Criado em 2013, o programa já acelerou 220 startups de mais de 50 países. Edição de outubro já tem inscrições abertas.

Nas paredes da Beta-i, perto da cozinha, há um painel com anúncios de procura e oferta.Mariana de Araújo Barbosa/ECO

O Lisbon Challenge, programa de aceleração criado pela Beta-i em Portugal, comemora dez edições e a festa traz novidades. As candidaturas arrancaram na última semana, a 15 de julho, e prolongam-se até 9 de setembro.

Em nove edições, o Lisbon Challenge acelerou 220 startups de mais de 50 países. As equipas que passaram pelo programa somam 65 milhões de investimento.

“Os resultados refletem uma aposta na combinação de dois elementos chave. Em primeiro a capacitação e oportunidades de interação proporcionados pelo programa e, em segundo lugar, o esforço em criar um ecossistema de investimento, que incentiva o coinvestimento entre investidores portugueses, principalmente em rondas pre-seed, e potencia o coinvestimento com investidores internacionais — principalmente em rondas seed”, explica Pedro Rocha Vieira, citado em comunicado.

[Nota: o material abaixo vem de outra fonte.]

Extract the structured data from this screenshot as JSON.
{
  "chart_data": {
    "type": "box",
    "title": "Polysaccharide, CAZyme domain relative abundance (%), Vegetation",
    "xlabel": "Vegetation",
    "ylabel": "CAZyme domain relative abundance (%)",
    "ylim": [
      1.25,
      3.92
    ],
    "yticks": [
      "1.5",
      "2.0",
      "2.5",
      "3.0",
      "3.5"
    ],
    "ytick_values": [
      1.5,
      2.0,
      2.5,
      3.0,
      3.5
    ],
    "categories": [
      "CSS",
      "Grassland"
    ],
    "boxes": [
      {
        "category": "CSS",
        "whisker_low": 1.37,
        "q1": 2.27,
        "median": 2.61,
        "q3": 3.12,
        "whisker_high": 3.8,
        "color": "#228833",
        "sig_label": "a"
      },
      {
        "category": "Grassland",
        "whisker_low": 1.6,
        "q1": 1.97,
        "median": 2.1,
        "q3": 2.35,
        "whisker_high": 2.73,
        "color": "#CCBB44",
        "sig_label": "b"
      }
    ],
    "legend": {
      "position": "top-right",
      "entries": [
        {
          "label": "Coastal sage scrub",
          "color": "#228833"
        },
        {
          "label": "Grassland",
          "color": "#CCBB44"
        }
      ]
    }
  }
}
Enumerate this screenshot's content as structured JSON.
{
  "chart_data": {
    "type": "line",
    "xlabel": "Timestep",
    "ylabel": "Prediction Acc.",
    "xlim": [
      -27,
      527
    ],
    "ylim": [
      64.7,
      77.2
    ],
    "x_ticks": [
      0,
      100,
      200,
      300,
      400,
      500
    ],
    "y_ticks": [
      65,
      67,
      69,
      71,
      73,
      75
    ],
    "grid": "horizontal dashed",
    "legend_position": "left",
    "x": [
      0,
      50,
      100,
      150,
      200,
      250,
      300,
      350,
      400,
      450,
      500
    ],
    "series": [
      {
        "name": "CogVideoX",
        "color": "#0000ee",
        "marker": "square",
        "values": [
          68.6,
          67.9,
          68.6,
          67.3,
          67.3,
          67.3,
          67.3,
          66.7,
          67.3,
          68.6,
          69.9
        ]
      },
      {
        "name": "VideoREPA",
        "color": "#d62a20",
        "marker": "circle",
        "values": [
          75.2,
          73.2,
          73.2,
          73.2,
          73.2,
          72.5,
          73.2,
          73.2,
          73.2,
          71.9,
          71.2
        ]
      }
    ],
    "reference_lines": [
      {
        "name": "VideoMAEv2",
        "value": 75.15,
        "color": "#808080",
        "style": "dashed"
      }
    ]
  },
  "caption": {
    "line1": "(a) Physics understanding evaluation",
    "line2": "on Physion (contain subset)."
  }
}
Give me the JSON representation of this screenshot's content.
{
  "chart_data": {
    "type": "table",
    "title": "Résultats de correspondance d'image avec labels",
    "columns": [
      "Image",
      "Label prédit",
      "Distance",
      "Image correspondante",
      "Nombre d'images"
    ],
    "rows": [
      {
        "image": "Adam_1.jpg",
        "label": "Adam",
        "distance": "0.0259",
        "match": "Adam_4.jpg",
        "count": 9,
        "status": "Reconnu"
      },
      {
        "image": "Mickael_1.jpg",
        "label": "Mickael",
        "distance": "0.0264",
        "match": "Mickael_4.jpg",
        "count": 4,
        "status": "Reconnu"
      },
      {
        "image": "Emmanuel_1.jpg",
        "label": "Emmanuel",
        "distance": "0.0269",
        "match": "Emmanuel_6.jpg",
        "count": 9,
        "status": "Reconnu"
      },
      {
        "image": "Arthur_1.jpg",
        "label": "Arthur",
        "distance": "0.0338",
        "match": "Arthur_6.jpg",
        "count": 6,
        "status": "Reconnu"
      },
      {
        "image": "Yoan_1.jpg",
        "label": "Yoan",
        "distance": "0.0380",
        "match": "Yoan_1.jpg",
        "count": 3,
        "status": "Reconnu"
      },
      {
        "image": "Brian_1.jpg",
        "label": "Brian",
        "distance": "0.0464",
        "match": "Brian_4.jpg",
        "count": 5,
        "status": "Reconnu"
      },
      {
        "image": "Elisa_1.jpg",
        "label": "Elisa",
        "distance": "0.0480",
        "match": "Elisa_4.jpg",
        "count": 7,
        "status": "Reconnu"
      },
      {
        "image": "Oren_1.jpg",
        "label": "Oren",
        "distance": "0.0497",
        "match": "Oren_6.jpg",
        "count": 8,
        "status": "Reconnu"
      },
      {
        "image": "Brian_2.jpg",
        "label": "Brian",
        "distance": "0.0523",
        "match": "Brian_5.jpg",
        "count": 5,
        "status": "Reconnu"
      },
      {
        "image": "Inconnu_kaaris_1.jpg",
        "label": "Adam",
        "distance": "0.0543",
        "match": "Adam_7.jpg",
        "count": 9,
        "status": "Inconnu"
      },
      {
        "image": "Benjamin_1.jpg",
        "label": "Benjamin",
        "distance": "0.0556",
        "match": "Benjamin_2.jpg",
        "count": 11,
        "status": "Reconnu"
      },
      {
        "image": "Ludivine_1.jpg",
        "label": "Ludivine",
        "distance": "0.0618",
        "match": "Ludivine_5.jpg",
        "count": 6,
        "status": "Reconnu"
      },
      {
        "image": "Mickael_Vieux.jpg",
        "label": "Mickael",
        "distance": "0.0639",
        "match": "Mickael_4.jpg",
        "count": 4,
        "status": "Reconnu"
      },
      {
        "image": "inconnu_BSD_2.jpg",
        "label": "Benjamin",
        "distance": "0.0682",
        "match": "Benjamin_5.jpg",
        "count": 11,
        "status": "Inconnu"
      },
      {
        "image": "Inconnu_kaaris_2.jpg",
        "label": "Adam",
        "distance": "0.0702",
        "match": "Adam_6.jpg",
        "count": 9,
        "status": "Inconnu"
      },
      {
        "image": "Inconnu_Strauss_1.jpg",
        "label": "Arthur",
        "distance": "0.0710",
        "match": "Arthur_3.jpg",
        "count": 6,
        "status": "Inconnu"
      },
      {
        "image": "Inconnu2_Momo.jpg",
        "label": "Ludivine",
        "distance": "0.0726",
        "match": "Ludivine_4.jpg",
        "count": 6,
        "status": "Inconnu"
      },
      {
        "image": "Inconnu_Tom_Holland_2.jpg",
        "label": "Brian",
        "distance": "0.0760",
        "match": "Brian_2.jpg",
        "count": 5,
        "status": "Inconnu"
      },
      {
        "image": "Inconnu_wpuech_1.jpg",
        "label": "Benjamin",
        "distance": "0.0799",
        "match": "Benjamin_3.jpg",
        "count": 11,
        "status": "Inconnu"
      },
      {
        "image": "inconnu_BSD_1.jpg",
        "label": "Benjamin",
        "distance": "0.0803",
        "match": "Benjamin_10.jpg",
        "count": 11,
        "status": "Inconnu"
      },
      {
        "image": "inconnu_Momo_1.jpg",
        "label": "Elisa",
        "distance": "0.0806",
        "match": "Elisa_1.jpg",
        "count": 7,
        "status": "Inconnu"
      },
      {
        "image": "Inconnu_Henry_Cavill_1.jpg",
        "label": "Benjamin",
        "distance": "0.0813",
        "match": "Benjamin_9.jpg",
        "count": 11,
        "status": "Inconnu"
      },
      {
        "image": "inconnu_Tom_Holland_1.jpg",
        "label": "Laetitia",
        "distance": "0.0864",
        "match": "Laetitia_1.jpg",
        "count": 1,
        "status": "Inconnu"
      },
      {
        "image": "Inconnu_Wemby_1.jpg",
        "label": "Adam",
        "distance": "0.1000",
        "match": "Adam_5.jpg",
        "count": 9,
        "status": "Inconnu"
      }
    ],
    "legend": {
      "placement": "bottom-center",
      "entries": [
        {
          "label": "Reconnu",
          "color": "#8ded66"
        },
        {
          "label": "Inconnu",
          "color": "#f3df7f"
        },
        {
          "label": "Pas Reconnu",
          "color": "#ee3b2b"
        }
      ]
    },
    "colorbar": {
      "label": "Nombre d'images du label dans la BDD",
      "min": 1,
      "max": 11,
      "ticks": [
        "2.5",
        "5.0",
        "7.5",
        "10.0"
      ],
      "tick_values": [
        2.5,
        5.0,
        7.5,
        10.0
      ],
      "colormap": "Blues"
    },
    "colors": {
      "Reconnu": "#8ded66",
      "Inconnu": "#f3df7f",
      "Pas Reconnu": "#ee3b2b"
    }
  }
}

Entre as novidades desta edição, destacam-se cinco:

  1. Calendário: a 10.ª edição do programa é um regresso às origens e volta a realizar-se nas versões Spring e Fall, depois de duas edições anuais em 2016 e 2017.
  2. Modelo de investimento: 85% das startups que participaram no programa em 2017 receberam propostas de investimento de parceiros do Lisbon Challenge, “valor que confirma o posicionamento internacional”. Assim, a Beta-i decidiu repensar o modelo de investimento: as startups selecionadas são avaliadas em um milhão de euros e recebem, à partida, 15 mil euros de financiamento em troca de 2% do capital da empresa. Mais tarde, passa a existir a opção de investir até mais 55 mil euros por 5% do capital.
  3. Parceiros de investimento: a LC Ventures, fundo da Beta-i, e a Red Angels são os dois parceiros de investimento da iniciativa. A LC Ventures tem 11 milhões de euros sob gestão distribuídos em dois veículos de investimento e um fundo de capital de risco.
  4. Parceiros de aceleração: com o apoio da Câmara Municipal de Lisboa, Turismo de Portugal, Microsoft e Google, na condição de Parceiros de Aceleração, o programa conta com mais de 200 mentores e investidores internacionais, ao mesmo tempo que os participantes têm a oportunidade de assistir a workshops, sessões de prática de apresentação, e eventos de networking.
  5. Processo de aceleração: uma das grandes novidades desta edição é a base do próprio programa, que evolui para uma versão “culture driven”: equipas com valores como diversidade, transparência, confiança e consciência social terão mais protagonismo. “Olhamos para o empreendedor enquanto pessoa, valorizamos muito o peso que a cultura de empresa tem no sucesso de uma startup, integramos aspetos como cultivar a transparência pessoal e tudo o que denote abertura, comunicação e responsabilidade, tudo ingredientes chave num processo de melhoria pessoal. Continuamos a prezar a capacidade de acreditar em si mesmo, mas também a curiosidade e vontade de aprender. Queremos pessoas que percebem que seus negócios podem gerar benefícios paralelos, e que podem causar um impacto positivo adicional na sociedade”, explica a Beta-i em comunicado.

As candidaturas para a edição deste ano, que arranca em outubro e tem a duração de três meses, já estão abertas.